The revert was executed in two edits. At [msg 1157], the assistant modified prover/mod.rs to restore the original two-call pattern using separate eval_with_trackers calls for A and B. At [msg 1157], the assistant restored eval_with_trackers in bellperson's lc.rs. The interleaved function was kept in the codebase but no longer called from the hot path.

The chunk ends with a rebuild at [msg 1158] — a 15.89-second compilation that produced a clean binary with the recycling pool and prefetch intact but the interleaved eval removed. This set the stage for the next round of measurement: would the recycling pool and prefetch alone show the expected improvement once the IPC-regressing interleaving was removed?

Lessons in Performance Engineering

This chunk is a microcosm of the performance engineering discipline. Several lessons emerge:

1. Design is not prediction. The interleaved eval was a theoretically sound optimization — overlapping independent arithmetic chains should improve ILP. But theory must yield to measurement.
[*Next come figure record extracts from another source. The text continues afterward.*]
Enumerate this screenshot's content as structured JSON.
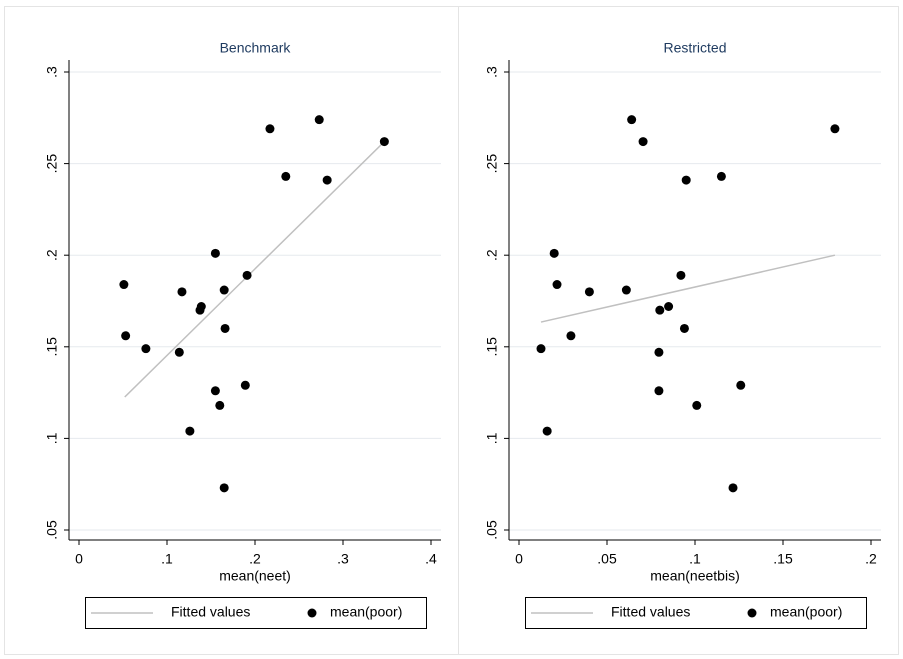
{
  "chart_data": [
    {
      "type": "scatter",
      "title": "Benchmark",
      "x_label": "mean(neet)",
      "xlim": [
        0,
        0.4
      ],
      "ylim": [
        0.05,
        0.3
      ],
      "xticks": [
        0,
        {
          "value": 0.1,
          "label": ".1"
        },
        {
          "value": 0.2,
          "label": ".2"
        },
        {
          "value": 0.3,
          "label": ".3"
        },
        {
          "value": 0.4,
          "label": ".4"
        }
      ],
      "yticks": [
        {
          "value": 0.05,
          "label": ".05"
        },
        {
          "value": 0.1,
          "label": ".1"
        },
        {
          "value": 0.15,
          "label": ".15"
        },
        {
          "value": 0.2,
          "label": ".2"
        },
        {
          "value": 0.25,
          "label": ".25"
        },
        {
          "value": 0.3,
          "label": ".3"
        }
      ],
      "grid": true,
      "series": [
        {
          "name": "Fitted values",
          "type": "line",
          "color": "#c0c0c0",
          "x": [
            0.052,
            0.347
          ],
          "values": [
            0.1226,
            0.262
          ]
        },
        {
          "name": "mean(poor)",
          "type": "scatter",
          "color": "#000000",
          "x": [
            0.051,
            0.053,
            0.076,
            0.117,
            0.114,
            0.139,
            0.1375,
            0.155,
            0.155,
            0.165,
            0.166,
            0.16,
            0.126,
            0.165,
            0.191,
            0.189,
            0.217,
            0.235,
            0.273,
            0.282,
            0.347
          ],
          "values": [
            0.184,
            0.156,
            0.149,
            0.18,
            0.147,
            0.172,
            0.17,
            0.201,
            0.126,
            0.181,
            0.16,
            0.118,
            0.104,
            0.073,
            0.189,
            0.129,
            0.269,
            0.243,
            0.274,
            0.241,
            0.262
          ]
        }
      ]
    },
    {
      "type": "scatter",
      "title": "Restricted",
      "x_label": "mean(neetbis)",
      "xlim": [
        0,
        0.2
      ],
      "ylim": [
        0.05,
        0.3
      ],
      "xticks": [
        0,
        {
          "value": 0.05,
          "label": ".05"
        },
        {
          "value": 0.1,
          "label": ".1"
        },
        {
          "value": 0.15,
          "label": ".15"
        },
        {
          "value": 0.2,
          "label": ".2"
        }
      ],
      "yticks": [
        {
          "value": 0.05,
          "label": ".05"
        },
        {
          "value": 0.1,
          "label": ".1"
        },
        {
          "value": 0.15,
          "label": ".15"
        },
        {
          "value": 0.2,
          "label": ".2"
        },
        {
          "value": 0.25,
          "label": ".25"
        },
        {
          "value": 0.3,
          "label": ".3"
        }
      ],
      "grid": true,
      "series": [
        {
          "name": "Fitted values",
          "type": "line",
          "color": "#c0c0c0",
          "x": [
            0.0125,
            0.1795
          ],
          "values": [
            0.1635,
            0.2
          ]
        },
        {
          "name": "mean(poor)",
          "type": "scatter",
          "color": "#000000",
          "x": [
            0.064,
            0.0705,
            0.02,
            0.0216,
            0.0125,
            0.016,
            0.0295,
            0.04,
            0.061,
            0.08,
            0.085,
            0.092,
            0.094,
            0.095,
            0.115,
            0.0795,
            0.0795,
            0.101,
            0.126,
            0.1216,
            0.1795
          ],
          "values": [
            0.274,
            0.262,
            0.201,
            0.184,
            0.149,
            0.104,
            0.156,
            0.18,
            0.181,
            0.17,
            0.172,
            0.189,
            0.16,
            0.241,
            0.243,
            0.147,
            0.126,
            0.118,
            0.129,
            0.073,
            0.269
          ]
        }
      ]
    }
  ]
}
The actual hardware behavior (branch mispredictions, cache pressure, pipeline utilization) can defy simple mental models.

2. The value of controlled experiments. The assistant did not revert all three optimizations when the benchmark disappointed. Instead, the assistant used perf stat to identify which optimization was causing the regression, then reverted only that component. This is the scientific method applied to software optimization: isolate variables, measure each independently.
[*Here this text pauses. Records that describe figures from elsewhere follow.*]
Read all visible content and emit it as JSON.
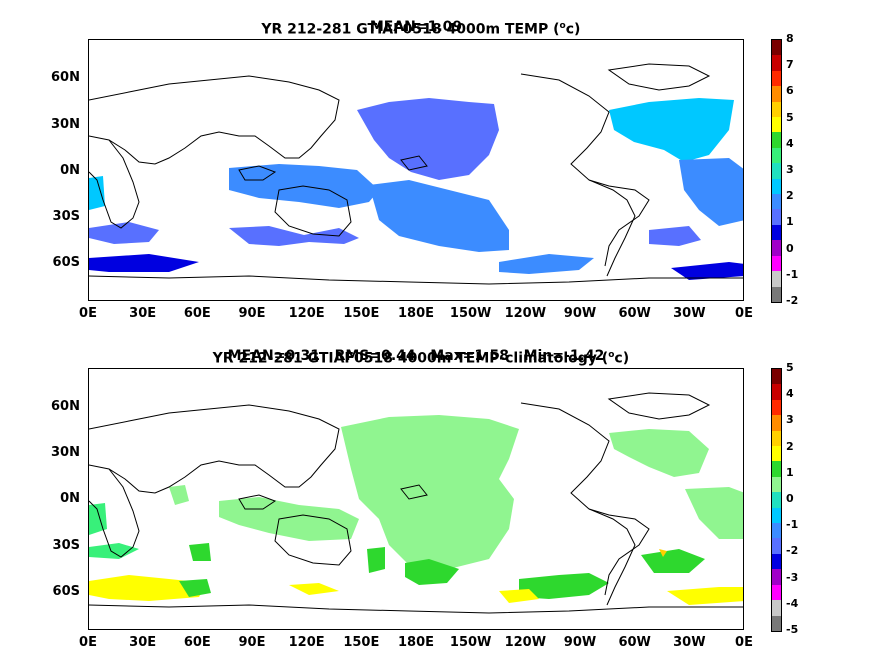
{
  "panels": [
    {
      "title_line1": "YR 212-281 GTIAF0518 4000m TEMP (",
      "title_unit": "c)",
      "title_line2": "MEAN=1.09",
      "colorbar_labels": [
        "8",
        "7",
        "6",
        "5",
        "4",
        "3",
        "2",
        "1",
        "0",
        "-1",
        "-2"
      ],
      "colorbar_colors": [
        "#7a0000",
        "#c80000",
        "#ff2a00",
        "#ff8c00",
        "#ffd000",
        "#ffff00",
        "#2ed82e",
        "#38f07a",
        "#20e0c0",
        "#00c8ff",
        "#3c8cff",
        "#5870ff",
        "#0000e0",
        "#a000c8",
        "#ff00ff",
        "#c8c8c8",
        "#787878"
      ],
      "anomaly": false
    },
    {
      "title_line1": "YR 212-281 GTIAF0518 4000m TEMP-climatology (",
      "title_unit": "c)",
      "title_line2": "MEAN=0.31   RMS=0.44   Max=1.58   Min=-1.42",
      "colorbar_labels": [
        "5",
        "4",
        "3",
        "2",
        "1",
        "0",
        "-1",
        "-2",
        "-3",
        "-4",
        "-5"
      ],
      "colorbar_colors": [
        "#7a0000",
        "#c80000",
        "#ff2a00",
        "#ff8c00",
        "#ffd000",
        "#ffff00",
        "#2ed82e",
        "#90f590",
        "#20e0c0",
        "#00c8ff",
        "#3c8cff",
        "#5870ff",
        "#0000e0",
        "#a000c8",
        "#ff00ff",
        "#c8c8c8",
        "#787878"
      ],
      "anomaly": true
    }
  ],
  "lat_labels": [
    "60N",
    "30N",
    "0N",
    "30S",
    "60S"
  ],
  "lon_labels": [
    "0E",
    "30E",
    "60E",
    "90E",
    "120E",
    "150E",
    "180E",
    "150W",
    "120W",
    "90W",
    "60W",
    "30W",
    "0E"
  ],
  "superscript": "o"
}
3. Hardware counters are the microscope. Without perf stat, the assistant would have known only that the optimizations didn't work. With hardware counters, the assistant could see why: instructions dropped 4.1% (good), but IPC dropped 2.7% (bad). The counters revealed that the recycling pool was working as designed — it was the interleaving that was counterproductive.

4. The recycling pool was not wasted effort. The 4.1% instruction reduction and 10.4% branch reduction confirmed that the Vec recycling pool was eliminating jemalloc overhead. The fact that this didn't translate to a proportional speedup suggests that either (a) the jemalloc allocator was more efficient than expected (perhaps using thread-local caches), or (b) the bottleneck was elsewhere — perhaps in the LinearCombination arithmetic itself rather than the allocation overhead. The assistant's next steps would need to investigate this further.

Conclusion

The three-word directive "Implement 1/2/3" launched a complex optimization campaign that touched two crates, multiple files, and required careful design reasoning about memory management, CPU microarchitecture, and Rust's type system. The implementation was thorough and correct. The benchmark was honest. The diagnosis was precise.

The ~1% improvement was disappointing, but the real value of this chunk lies in what happened after the disappointment: the disciplined pivot from implementation to diagnosis, the use of hardware counters to understand the discrepancy, and the controlled revert to isolate the root cause. This is performance engineering at its most rigorous — not the triumph of a successful optimization, but the methodical unraveling of why an optimization didn't work as expected.

The story continues in the next chunk, where the assistant would measure the recycling-pool-only configuration and discover that the real bottleneck lay not in Vec allocation at all, but in temporary LinearCombination objects created inside closures via Boolean::lc() and similar methods — a finding that would redirect the entire optimization campaign toward a different approach entirely.